Ich habe deine Geschichte vor gut einer Woche gefunden und mich auf Anhieb in sie verliebt. Nachdem ich das erste Kapitel verschlungen hatte, habe ich mir deine Geschichte direkt auf meinen Kindle importiert und am Wochenende viele, glückliche Lesestunden damit verbracht. Ich habe mich sehr gut unterhalten gefühlt und konnte mich sehr gut in die Geschichte einfinden. Auch deine Art und Weise, Mr Darcys Sicht zu schildern, hat mir gut gefallen. Alles wirkt sehr authentisch und nachdem ich neugierig in deinen anderen Geschichten geblättert habe, ist mir auch klar geworden, warum. Du steckst Herzblut in deine Geschichten und kennst dich bestens aus, auch wenn du dir mal irgendwo unsicher sein solltest, holst du die Wissenslücken auf. Ich glaube, dass es mir deshalb das Gefühl gab, dass die Geschehnisse tatsächlich so passiert sein konnten. Da ich nebenbei noch deine Informationssammlung zu den Darcys gelesen habe, konnte ich mich umso besser einfinden und mir ansatzweise eine Vorstellung davon machen, wovon überhaupt die Rede war (unter anderem, weil das letzte Lesen von P&P gut zwei Jahre her war).

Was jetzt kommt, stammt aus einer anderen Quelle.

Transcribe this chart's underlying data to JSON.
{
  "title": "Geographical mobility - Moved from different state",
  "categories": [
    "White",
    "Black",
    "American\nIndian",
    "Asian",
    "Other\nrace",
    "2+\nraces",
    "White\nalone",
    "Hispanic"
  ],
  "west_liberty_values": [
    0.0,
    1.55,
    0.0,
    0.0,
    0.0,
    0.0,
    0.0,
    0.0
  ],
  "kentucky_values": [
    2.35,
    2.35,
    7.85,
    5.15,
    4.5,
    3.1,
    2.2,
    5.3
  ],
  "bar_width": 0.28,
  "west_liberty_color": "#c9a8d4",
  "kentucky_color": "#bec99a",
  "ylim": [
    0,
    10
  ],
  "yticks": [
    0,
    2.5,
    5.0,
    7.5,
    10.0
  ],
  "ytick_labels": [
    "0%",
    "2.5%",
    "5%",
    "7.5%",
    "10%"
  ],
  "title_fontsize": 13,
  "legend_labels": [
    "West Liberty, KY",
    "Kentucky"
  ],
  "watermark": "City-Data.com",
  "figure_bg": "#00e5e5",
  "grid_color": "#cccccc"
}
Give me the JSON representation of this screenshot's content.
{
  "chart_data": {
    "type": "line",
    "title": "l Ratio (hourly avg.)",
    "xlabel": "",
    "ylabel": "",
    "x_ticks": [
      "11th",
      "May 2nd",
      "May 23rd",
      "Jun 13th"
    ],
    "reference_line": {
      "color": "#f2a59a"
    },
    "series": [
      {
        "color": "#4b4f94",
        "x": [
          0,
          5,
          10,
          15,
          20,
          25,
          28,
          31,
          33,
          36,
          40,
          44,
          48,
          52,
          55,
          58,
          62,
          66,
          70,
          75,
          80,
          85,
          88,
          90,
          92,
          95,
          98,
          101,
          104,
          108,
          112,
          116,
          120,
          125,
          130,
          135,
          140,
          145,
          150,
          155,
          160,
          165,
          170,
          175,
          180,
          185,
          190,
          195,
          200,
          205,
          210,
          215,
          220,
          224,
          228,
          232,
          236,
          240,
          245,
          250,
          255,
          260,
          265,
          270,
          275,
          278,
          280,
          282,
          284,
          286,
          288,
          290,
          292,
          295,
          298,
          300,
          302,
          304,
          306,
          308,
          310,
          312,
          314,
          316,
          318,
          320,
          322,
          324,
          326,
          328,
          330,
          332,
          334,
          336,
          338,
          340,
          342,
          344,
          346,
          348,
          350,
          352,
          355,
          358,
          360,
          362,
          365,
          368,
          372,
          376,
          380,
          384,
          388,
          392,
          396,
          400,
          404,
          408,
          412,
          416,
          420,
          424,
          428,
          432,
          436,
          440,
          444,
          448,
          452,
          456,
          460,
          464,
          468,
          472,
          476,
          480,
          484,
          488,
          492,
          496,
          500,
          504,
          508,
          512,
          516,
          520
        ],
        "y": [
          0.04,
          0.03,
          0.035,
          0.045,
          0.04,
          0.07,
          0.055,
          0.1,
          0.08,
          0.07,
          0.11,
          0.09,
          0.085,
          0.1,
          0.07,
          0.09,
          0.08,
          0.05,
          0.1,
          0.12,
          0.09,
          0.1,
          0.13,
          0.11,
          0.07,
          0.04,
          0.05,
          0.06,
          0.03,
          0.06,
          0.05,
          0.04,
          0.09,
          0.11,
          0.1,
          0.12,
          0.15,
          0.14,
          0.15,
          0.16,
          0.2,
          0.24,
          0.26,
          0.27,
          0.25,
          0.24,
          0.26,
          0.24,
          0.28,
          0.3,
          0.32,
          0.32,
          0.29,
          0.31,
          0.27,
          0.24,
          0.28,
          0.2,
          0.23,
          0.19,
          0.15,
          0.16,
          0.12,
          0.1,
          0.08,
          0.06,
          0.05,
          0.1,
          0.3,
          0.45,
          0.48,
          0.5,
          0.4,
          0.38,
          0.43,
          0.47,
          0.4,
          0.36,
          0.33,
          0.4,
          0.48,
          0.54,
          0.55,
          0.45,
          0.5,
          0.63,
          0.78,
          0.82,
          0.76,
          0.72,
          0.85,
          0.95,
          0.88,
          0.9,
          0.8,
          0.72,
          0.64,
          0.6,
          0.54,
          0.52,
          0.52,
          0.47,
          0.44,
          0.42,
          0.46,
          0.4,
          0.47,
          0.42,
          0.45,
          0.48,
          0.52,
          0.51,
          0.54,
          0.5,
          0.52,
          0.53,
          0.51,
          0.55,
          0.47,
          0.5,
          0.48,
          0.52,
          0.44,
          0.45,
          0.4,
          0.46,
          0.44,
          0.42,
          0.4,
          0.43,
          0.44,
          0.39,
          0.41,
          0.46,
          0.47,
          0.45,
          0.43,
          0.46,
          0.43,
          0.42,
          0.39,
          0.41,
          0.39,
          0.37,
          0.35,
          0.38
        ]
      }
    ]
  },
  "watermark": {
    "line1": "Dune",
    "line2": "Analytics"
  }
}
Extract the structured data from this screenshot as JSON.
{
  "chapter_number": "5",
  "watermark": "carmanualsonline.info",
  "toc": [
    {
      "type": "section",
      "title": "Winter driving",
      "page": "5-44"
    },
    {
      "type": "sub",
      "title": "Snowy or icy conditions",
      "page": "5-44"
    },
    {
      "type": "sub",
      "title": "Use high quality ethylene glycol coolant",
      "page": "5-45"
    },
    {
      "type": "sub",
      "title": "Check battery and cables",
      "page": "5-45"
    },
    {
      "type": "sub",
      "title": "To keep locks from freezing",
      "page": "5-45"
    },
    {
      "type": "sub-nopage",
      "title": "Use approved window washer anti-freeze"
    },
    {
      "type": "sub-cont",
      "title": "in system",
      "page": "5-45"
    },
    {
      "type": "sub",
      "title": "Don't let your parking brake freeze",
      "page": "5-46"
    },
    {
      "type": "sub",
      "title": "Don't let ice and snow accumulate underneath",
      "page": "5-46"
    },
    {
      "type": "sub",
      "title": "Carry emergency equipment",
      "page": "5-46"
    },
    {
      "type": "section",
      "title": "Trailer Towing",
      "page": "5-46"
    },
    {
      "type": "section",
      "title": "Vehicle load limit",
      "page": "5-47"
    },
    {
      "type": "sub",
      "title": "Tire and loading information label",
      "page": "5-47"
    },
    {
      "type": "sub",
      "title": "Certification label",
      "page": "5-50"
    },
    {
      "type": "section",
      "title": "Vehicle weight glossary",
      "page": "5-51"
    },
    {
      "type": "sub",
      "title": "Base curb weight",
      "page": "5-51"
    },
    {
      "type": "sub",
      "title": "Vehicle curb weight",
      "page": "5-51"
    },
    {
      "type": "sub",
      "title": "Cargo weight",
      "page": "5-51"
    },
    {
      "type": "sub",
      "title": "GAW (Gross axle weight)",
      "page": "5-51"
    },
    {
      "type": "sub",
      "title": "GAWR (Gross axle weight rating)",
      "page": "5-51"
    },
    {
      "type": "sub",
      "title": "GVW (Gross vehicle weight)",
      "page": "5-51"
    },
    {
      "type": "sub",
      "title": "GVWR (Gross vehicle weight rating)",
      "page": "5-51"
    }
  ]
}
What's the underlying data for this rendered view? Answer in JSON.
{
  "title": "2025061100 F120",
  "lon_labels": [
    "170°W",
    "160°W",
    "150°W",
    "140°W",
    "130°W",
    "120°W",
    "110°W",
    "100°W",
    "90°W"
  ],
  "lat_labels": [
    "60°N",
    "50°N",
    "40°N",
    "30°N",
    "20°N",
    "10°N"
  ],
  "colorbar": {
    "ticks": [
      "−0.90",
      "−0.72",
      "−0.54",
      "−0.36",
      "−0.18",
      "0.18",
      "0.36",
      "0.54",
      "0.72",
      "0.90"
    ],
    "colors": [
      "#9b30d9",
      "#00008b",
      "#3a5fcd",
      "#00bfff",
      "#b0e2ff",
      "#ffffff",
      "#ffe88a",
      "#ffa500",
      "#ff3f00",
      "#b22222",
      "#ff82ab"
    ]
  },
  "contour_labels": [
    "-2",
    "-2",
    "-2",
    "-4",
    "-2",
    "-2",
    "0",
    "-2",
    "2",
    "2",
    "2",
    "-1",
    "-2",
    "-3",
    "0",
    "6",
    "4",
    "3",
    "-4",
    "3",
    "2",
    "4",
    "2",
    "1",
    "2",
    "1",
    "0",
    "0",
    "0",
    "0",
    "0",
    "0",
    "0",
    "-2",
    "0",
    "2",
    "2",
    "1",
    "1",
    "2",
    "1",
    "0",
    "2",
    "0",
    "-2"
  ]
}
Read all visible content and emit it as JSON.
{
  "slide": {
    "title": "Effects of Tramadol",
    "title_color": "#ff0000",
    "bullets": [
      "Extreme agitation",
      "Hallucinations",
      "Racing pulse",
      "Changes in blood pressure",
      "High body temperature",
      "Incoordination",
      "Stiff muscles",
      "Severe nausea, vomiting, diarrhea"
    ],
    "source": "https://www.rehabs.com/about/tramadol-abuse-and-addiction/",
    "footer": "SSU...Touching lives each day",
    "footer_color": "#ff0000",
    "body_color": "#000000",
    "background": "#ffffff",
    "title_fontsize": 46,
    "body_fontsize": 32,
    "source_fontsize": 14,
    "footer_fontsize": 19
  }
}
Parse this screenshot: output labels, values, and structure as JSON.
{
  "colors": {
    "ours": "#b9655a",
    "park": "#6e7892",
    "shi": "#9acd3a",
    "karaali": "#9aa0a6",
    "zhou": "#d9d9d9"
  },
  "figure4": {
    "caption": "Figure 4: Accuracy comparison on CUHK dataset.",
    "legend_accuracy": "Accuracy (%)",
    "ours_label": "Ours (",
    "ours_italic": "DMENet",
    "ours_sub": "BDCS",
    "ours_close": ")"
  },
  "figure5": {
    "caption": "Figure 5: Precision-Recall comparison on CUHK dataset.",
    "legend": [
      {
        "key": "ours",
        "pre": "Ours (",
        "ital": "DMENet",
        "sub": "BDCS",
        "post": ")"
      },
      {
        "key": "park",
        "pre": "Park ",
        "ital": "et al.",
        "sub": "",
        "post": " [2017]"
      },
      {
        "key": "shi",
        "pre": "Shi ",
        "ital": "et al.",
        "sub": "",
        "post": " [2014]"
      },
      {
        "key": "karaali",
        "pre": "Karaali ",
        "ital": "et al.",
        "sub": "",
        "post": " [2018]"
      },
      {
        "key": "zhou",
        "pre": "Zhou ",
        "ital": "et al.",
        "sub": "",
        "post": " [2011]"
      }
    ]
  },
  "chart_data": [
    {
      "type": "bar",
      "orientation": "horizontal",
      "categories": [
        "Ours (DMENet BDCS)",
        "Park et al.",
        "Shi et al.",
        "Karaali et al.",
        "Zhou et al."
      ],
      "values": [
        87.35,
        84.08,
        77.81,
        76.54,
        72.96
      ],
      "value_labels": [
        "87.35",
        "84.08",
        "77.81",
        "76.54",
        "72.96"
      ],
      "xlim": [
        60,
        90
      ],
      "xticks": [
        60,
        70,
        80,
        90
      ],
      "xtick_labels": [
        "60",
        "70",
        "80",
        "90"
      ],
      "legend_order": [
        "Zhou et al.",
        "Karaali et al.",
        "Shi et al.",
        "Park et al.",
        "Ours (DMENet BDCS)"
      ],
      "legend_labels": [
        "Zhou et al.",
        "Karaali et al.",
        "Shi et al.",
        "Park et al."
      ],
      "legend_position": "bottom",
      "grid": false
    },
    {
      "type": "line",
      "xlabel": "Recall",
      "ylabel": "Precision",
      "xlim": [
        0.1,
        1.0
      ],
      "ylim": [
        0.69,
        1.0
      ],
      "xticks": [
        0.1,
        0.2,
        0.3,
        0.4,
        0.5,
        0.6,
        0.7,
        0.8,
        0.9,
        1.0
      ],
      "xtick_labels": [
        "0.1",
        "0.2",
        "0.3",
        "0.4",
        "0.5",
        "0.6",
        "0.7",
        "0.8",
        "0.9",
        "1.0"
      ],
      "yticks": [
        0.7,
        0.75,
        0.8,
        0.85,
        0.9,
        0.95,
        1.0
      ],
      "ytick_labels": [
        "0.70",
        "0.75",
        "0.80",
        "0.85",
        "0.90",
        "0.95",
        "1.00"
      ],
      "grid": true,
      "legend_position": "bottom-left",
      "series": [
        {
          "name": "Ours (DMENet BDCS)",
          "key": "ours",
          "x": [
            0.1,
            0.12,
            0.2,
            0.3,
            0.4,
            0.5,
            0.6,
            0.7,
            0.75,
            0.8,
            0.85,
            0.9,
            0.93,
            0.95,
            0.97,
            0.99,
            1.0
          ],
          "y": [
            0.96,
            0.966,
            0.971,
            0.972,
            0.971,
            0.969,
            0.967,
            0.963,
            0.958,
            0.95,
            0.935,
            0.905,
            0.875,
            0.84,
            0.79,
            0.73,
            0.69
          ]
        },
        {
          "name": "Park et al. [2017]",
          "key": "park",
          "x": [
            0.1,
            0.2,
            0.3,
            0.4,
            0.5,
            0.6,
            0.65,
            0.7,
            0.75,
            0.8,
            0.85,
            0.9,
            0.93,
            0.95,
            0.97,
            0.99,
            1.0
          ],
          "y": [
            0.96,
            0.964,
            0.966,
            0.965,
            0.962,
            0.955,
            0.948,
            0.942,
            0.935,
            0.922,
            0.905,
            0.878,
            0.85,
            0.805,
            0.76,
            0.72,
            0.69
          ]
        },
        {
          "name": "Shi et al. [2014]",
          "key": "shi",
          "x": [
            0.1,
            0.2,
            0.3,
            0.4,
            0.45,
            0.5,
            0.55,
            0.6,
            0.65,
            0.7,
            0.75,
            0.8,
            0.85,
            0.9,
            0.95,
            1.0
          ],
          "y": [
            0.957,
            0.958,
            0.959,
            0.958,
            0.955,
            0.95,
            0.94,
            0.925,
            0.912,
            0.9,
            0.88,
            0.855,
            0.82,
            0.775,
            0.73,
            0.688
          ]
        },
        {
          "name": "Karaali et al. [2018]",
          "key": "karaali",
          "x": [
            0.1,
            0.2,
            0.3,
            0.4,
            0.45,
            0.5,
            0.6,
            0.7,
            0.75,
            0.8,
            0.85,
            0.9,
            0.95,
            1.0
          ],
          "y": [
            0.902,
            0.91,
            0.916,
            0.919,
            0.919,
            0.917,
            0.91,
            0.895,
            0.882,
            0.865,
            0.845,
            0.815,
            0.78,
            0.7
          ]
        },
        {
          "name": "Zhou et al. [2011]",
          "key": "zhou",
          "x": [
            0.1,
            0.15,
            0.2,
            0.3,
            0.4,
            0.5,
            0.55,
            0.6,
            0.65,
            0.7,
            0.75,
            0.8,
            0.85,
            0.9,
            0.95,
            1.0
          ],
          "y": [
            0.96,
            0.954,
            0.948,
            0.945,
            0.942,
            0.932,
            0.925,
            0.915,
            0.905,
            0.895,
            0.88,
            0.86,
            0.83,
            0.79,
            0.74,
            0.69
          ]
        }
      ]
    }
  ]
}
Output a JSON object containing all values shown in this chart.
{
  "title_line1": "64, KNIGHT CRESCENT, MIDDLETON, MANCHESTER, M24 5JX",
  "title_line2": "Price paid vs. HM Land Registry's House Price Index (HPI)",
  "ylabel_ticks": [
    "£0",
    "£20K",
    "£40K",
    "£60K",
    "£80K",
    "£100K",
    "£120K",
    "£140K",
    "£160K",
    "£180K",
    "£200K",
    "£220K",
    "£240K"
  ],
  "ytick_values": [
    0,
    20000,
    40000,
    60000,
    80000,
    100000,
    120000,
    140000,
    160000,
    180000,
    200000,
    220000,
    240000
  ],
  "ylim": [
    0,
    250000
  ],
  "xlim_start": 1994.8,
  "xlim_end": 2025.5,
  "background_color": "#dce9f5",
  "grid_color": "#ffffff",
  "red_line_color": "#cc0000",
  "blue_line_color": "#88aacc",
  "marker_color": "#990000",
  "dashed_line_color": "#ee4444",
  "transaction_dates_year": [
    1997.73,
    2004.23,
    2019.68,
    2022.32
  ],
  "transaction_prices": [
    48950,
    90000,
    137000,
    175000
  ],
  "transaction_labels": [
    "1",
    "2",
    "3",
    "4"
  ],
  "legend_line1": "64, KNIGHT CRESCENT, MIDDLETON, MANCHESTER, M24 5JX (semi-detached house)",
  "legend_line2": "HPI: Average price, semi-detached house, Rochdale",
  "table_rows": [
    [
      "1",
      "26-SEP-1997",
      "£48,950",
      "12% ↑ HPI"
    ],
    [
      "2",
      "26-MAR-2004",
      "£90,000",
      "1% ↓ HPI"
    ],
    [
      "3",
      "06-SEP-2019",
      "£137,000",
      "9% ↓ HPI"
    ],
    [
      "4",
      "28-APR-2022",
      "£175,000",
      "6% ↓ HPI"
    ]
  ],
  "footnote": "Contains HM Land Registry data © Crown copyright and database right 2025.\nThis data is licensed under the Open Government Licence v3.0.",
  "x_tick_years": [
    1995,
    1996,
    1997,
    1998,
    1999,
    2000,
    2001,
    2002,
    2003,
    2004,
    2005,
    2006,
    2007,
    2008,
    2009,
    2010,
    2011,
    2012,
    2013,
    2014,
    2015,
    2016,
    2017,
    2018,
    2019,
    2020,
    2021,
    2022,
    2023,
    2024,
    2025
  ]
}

Ich muss gestehen, ich habe zwar den Roman gelesen, fand aber immer irgendwie, dass der Leser zum Schluss ein wenig zurückgelassen wurde. Allein, mit seinen Gedanken. Umso schöner ist es, dass ich jetzt etwas habe, wo ich nach Belieben weiterschmökern kann. Mir kribbelt es schon in den Fingern, weiterzulesen, aber ich wollte dir dennoch sagen, wie gut mir deine Geschichte gefallen hat und dass mir sogar jetzt, Tage später, immer noch die Worte fehlen, dieses Werk zu beschreiben, wie gut es mir tatsächlich gefällt. Es ist dir gänzlich gelungen und ich hab oft herzhaft gelacht und manchmal auch wie ein Teenager gekichert, weil es so typisch - tyyypisch - P&P ist.

Ich liebe deine Geschichte, wirklich! Und ich kann es kaum erwarten, weiterzulesen. Tatsächlich kann ich mich glücklich schätzen, dich durch Zufall gefunden zu haben!

Liebe Grüße,
Riiru
(immer noch ein wenig überwältigt, wie du siehst)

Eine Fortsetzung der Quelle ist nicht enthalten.